I have spent many formative years running road races. I've run neighborhood 3 mile events and more 10Ks than I can count. I've done the Army 10 miler once, and the Kiawah Island half-marathon once. I've been at numerous finish lines cheering for loved ones and everyone running around them. My dad just finished 2nd in his age division (70-75) in the Cherry Blossom 10 miler on April 7.
When I first started running, back in 1980, I didn't know many marathoners, and the ones I knew were male and young and just out of college where they'd run track and field. When I first started running, women didn't run the marathon in the Olympics--that event was first added for the 1984 Games. The world has changed--in some ways for the better, and in some ways for the worse. In all my running years, I worried more about my body failing or being attacked as I logged my miles in the early morning. Now, we may have had a new worry added.

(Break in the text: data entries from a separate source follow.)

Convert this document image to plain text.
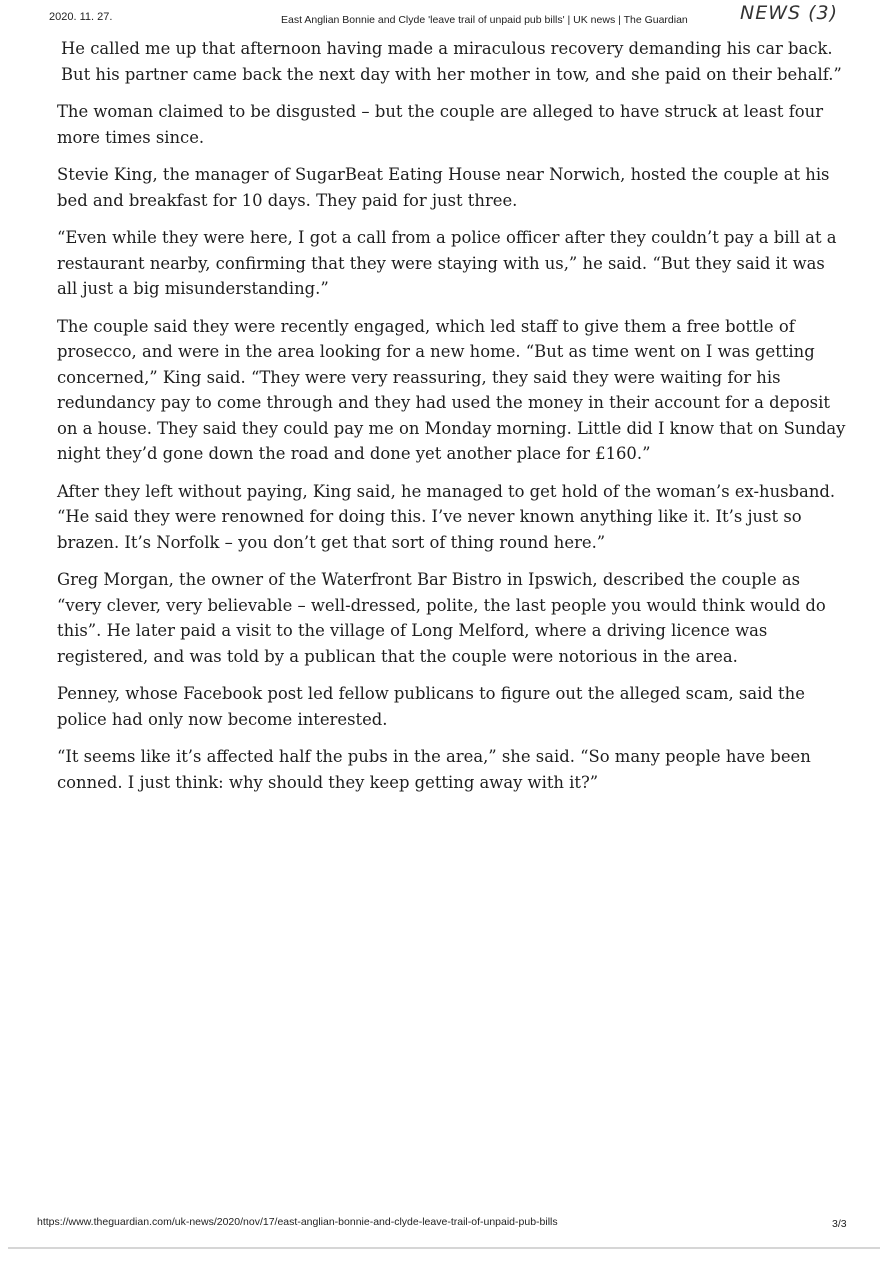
2020. 11. 27.	East Anglian Bonnie and Clyde 'leave trail of unpaid pub bills' | UK news | The Guardian	NEWS (3)

He called me up that afternoon having made a miraculous recovery demanding his car back. But his partner came back the next day with her mother in tow, and she paid on their behalf.”

The woman claimed to be disgusted – but the couple are alleged to have struck at least four more times since.

Stevie King, the manager of SugarBeat Eating House near Norwich, hosted the couple at his bed and breakfast for 10 days. They paid for just three.

“Even while they were here, I got a call from a police officer after they couldn’t pay a bill at a restaurant nearby, confirming that they were staying with us,” he said. “But they said it was all just a big misunderstanding.”

The couple said they were recently engaged, which led staff to give them a free bottle of prosecco, and were in the area looking for a new home. “But as time went on I was getting concerned,” King said. “They were very reassuring, they said they were waiting for his redundancy pay to come through and they had used the money in their account for a deposit on a house. They said they could pay me on Monday morning. Little did I know that on Sunday night they’d gone down the road and done yet another place for £160.”

After they left without paying, King said, he managed to get hold of the woman’s ex-husband. “He said they were renowned for doing this. I’ve never known anything like it. It’s just so brazen. It’s Norfolk – you don’t get that sort of thing round here.”

Greg Morgan, the owner of the Waterfront Bar Bistro in Ipswich, described the couple as “very clever, very believable – well-dressed, polite, the last people you would think would do this”. He later paid a visit to the village of Long Melford, where a driving licence was registered, and was told by a publican that the couple were notorious in the area.

Penney, whose Facebook post led fellow publicans to figure out the alleged scam, said the police had only now become interested.

“It seems like it’s affected half the pubs in the area,” she said. “So many people have been conned. I just think: why should they keep getting away with it?”

https://www.theguardian.com/uk-news/2020/nov/17/east-anglian-bonnie-and-clyde-leave-trail-of-unpaid-pub-bills	3/3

Yesterday, when I heard about bombs at the Boston Marathon, my first thought was, is it that time of year already? Once upon a time, the calendar of road races and track and field ran alongside the regular calendar in my head, a different liturgical pattern. And then I felt sick and sad.
Those of us who have spent time around road races know that they're vulnerable events: runners move through city streets cheered on by people who really can't be screened. It's not like going to watch a baseball game.
I hope we don't decide to cancel a lot of events. I hope we decide that some things are worth the risk. Marathons teach us to be brave and to attempt things we never thought we could do. We can't turn into scared mice who refuse to leave the house.
Today may be a day when many of us struggle to feel hopeful. It's a week of grim anniversaries: the Virginia Tech shootings, the Oklahoma City bombing, the Columbine shootings.
Let me remind us all of a more positive anniversary. On this day, in 1963, Martin Luther King wrote his influential "Letter from a Birmingham Jail." Go here to read it and be impressed. Here's a taste: "I cannot sit idly by in Atlanta and not be concerned about what happens in Birmingham. Injustice anywhere is a threat to justice everywhere. We are caught in an inescapable network of mutuality, tied in a single garment of destiny. Whatever affects one directly, affects all indirectly."
This letter didn't change the world immediately. In fact, it took months before a critical mass of people became aware of it. But it is one of the documents of the Civil Rights movement and of U.S. history that changed the trajectory.
We live in a more just world because of that letter. It was a bomb of a different sort.
We all have choices to make each and every day. Some actions will move the world towards peace, towards justice, towards love. Others will move the world towards terror, towards fear, towards hate.
Like marathoners, like Civil Rights workers, we are in training for a much larger event, maybe larger than we realize right now. In days like these, it's important to continue to commit ourselves to love, courage, and peace.
thinking too hard
4 years ago
1 comment:
Thank you. The Letter from Birmingham Jail and the bombs yesterday do go together. The butterfly effect amazing. It was Sunday that I heard a sermon remembering the bombings in Mississippi during the Civil Rights movement in the 1960's. In those days it was other terrorists who were trying to manipulate the Black folk of their area. Today we are afraid that our nation is under attack. It all comes from the same demonic urge--the need to control. When we run, vulnerable and free we belie the world's need to control. To run freely in our world is just what our faith demands. It is a sign to the world that life is meant to be lived with such grace and abandon. It is amazing that that freedom is so fearful for some that it needs to be attacked.
Personally, I think that this is a random bomber (rather than an organized terrorist movement) who is especially frightened by peoples' freedom because he is specifically NOT free.